The effect of octanoic fatty acid on the cardiovascular system of the guinea pig.

The aim of the study was to clarify the role of octanoic acid (OA) in the development of cardiovascular disorders occurring in some liver diseases associated with high OA levels in blood serum. The effect of OA (caprylic acid) on the functional state of the cardiovascular system was studied in guinea pig by means of the thermodilution method and ultrasound Doppler echography. It was found that, as a result of its inotropic action, OA decreases arterial pressure and vascular resistance while increasing cardiac output. The effect of OA can be inhibited by the administration of indomethacin, a fact suggesting the prostaglandin system plays a role in the mechanism of cardiovascular action of OA. This hypothesis represents a new concept regarding the pathogenesis of the hyperdynamic cardiovascular syndrome in liver cirrhosis and hepatic encephalopathy.

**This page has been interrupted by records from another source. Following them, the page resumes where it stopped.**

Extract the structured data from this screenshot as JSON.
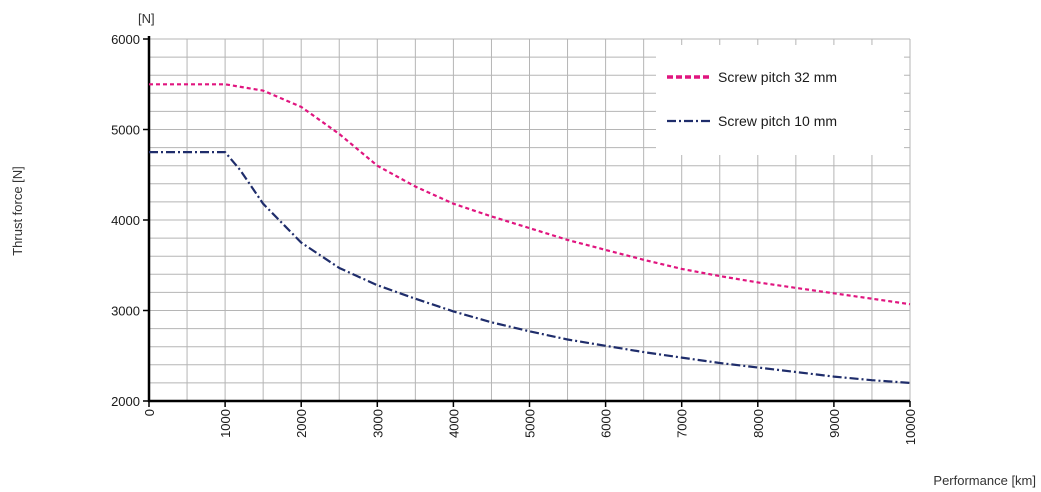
{
  "chart_data": {
    "type": "line",
    "xlabel": "Performance [km]",
    "ylabel": "Thrust force [N]",
    "yunit": "[N]",
    "xlim": [
      0,
      10000
    ],
    "ylim": [
      2000,
      6000
    ],
    "x_ticks": [
      0,
      1000,
      2000,
      3000,
      4000,
      5000,
      6000,
      7000,
      8000,
      9000,
      10000
    ],
    "y_ticks": [
      2000,
      3000,
      4000,
      5000,
      6000
    ],
    "x_tick_labels": [
      "0",
      "1000",
      "2000",
      "3000",
      "4000",
      "5000",
      "6000",
      "7000",
      "8000",
      "9000",
      "10000"
    ],
    "y_tick_labels": [
      "2000",
      "3000",
      "4000",
      "5000",
      "6000"
    ],
    "x_minor_step": 500,
    "y_minor_step": 200,
    "grid": true,
    "legend_position": "top-right",
    "series": [
      {
        "name": "Screw pitch 32 mm",
        "color": "#e0157f",
        "style": "dashed",
        "x": [
          0,
          500,
          1000,
          1500,
          2000,
          2500,
          3000,
          3500,
          4000,
          4500,
          5000,
          5500,
          6000,
          6500,
          7000,
          7500,
          8000,
          8500,
          9000,
          9500,
          10000
        ],
        "y": [
          5500,
          5500,
          5500,
          5430,
          5250,
          4950,
          4600,
          4370,
          4180,
          4040,
          3910,
          3780,
          3670,
          3560,
          3460,
          3380,
          3310,
          3250,
          3190,
          3130,
          3070
        ]
      },
      {
        "name": "Screw pitch 10 mm",
        "color": "#1f2d6b",
        "style": "dash-dot",
        "x": [
          0,
          500,
          1000,
          1200,
          1500,
          2000,
          2500,
          3000,
          3500,
          4000,
          4500,
          5000,
          5500,
          6000,
          6500,
          7000,
          7500,
          8000,
          8500,
          9000,
          9500,
          10000
        ],
        "y": [
          4750,
          4750,
          4750,
          4550,
          4180,
          3750,
          3470,
          3280,
          3130,
          2990,
          2870,
          2770,
          2680,
          2610,
          2540,
          2480,
          2420,
          2370,
          2320,
          2270,
          2230,
          2200
        ]
      }
    ]
  }
}
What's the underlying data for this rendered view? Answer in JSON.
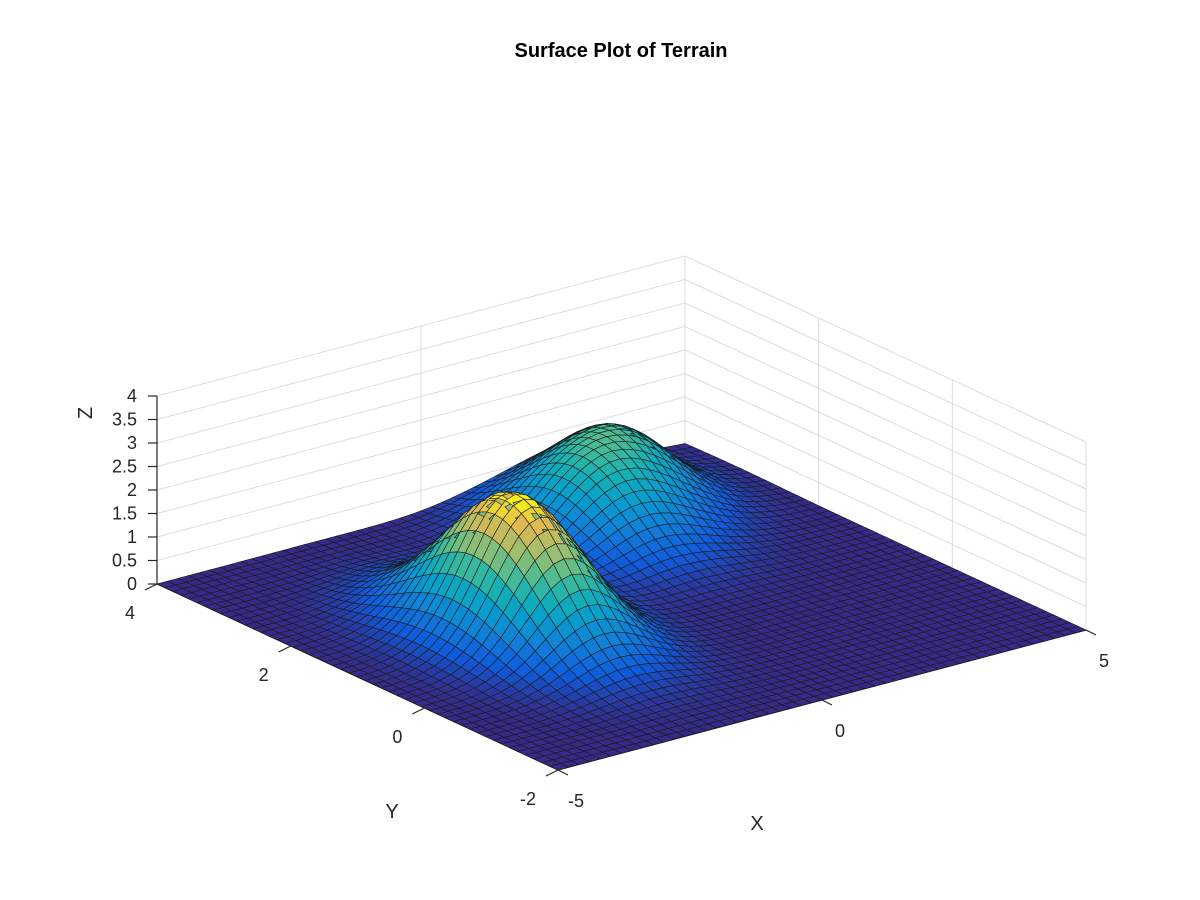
{
  "chart_data": {
    "type": "surface",
    "title": "Surface Plot of Terrain",
    "xlabel": "X",
    "ylabel": "Y",
    "zlabel": "Z",
    "xlim": [
      -5,
      5
    ],
    "ylim": [
      -2,
      4
    ],
    "zlim": [
      0,
      4
    ],
    "xticks": [
      -5,
      0,
      5
    ],
    "xtick_labels": [
      "-5",
      "0",
      "5"
    ],
    "yticks": [
      -2,
      0,
      2,
      4
    ],
    "ytick_labels": [
      "-2",
      "0",
      "2",
      "4"
    ],
    "zticks": [
      0,
      0.5,
      1,
      1.5,
      2,
      2.5,
      3,
      3.5,
      4
    ],
    "ztick_labels": [
      "0",
      "0.5",
      "1",
      "1.5",
      "2",
      "2.5",
      "3",
      "3.5",
      "4"
    ],
    "grid": true,
    "colormap": "parula",
    "grid_resolution": [
      51,
      51
    ],
    "surface_function": "sum of gaussian peaks",
    "peaks": [
      {
        "x0": -2.0,
        "y0": 1.0,
        "amplitude": 3.0,
        "sigma_x": 0.85,
        "sigma_y": 0.85
      },
      {
        "x0": 1.5,
        "y0": 2.6,
        "amplitude": 1.5,
        "sigma_x": 0.9,
        "sigma_y": 0.75
      },
      {
        "x0": 2.8,
        "y0": 3.2,
        "amplitude": 1.2,
        "sigma_x": 0.8,
        "sigma_y": 0.65
      }
    ],
    "colors": {
      "edge": "#1a1a1a",
      "grid": "#dcdcdc",
      "axis": "#262626",
      "background": "#ffffff"
    }
  }
}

The impact of butyric acid on the cardiovascular system.

The influence of sodium salt of butyric acid (C4H7NaO2) on the functional state of the cardiovascular system was studied on 12 guinea-pigs and 15 rabbits by the thermodilution method. The following parameters were determined: cardiac output (CO), arterial blood pressure (AP), total peripheral vascular resistance (TPVR), and in rabbits the heart rate (HR). It was found that butyric acid induces significant changes in TPVR, which correlate with changes in CO and AP. These changes could to a considerable extent be prevented by the administration of indomethacin. Haemodynamic changes induced by butyric acid are primarily connected with changes in vascular tonus, induced by the action of F2 alpha prostaglandins whose synthesis is intensified by the influence of butyric acid.